Jean-Marie arriva à midi sonnant. Sa seule vue allégeait Élise de tout souci : elle l'aimait ; il l'aimait ; et puis il était si grand, si fort! Et il était son protecteur.
Rassérénée aussitôt par la présence chérie, Élise le fut à ce point qu'elle négligea même de demander à son ami ce qu'il convenait de faire, d'urgence, et s'il était nécessaire d'expédier à sa famille la lettre. Il ne subsistait plus pour elle de piquant, dans cette affaire, que le dépit d'avoir été découverte par son mari en ce qu'elle croyait ingénument être sa cachette.

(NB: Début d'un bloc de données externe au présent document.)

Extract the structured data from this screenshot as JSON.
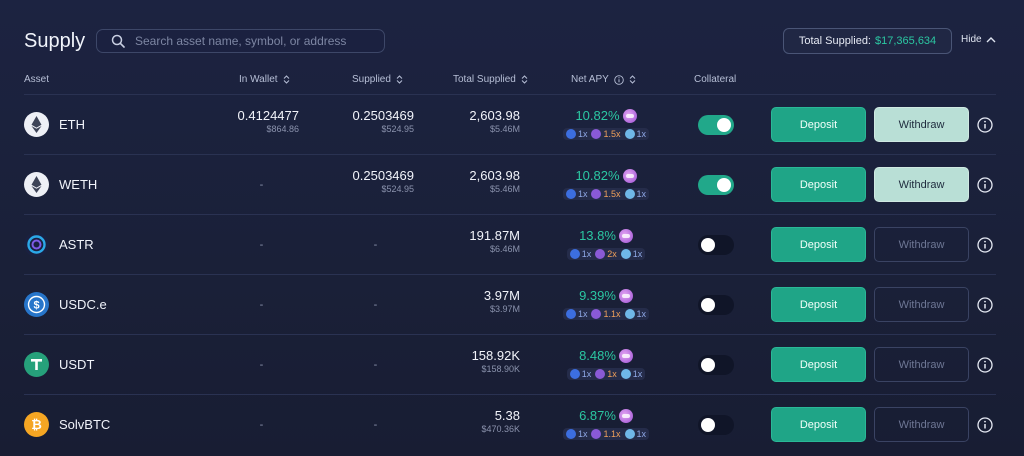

— Mais, ma bonne amie, lui dit M. Le Coûtre, c'était par plaisanterie que nous appelions « cachette » votre appartement, quai du Louvre! Croyez-vous vraiment pouvoir nous dissimuler en plein Paris, vous avec la figure que vous avez, et moi avec ma taille? L'étonnant est que vous n'ayez pas reçu la lettre de votre mari trois semaines plus tôt! Qu'il fût à Paris ou au loin, cent personnes pouvaient l'informer!…
— C'est égal, soupirait Élise, je donnerais quelque chose pour savoir si c'est lui qui m'a suivie, ou quelque autre.
Elle en revenait sans cesse à ce petit problème, avec une obstination puérile. Elle s'attachait à un détail qui importait peu, et elle demeurait insouciante du reste.
M. Le Coûtre, bien qu'il eût prévu l'événement, ne le considérait pas d'un œil serein. Il dit à Élise :
— Qu'allez-vous répondre à votre mari et à votre famille?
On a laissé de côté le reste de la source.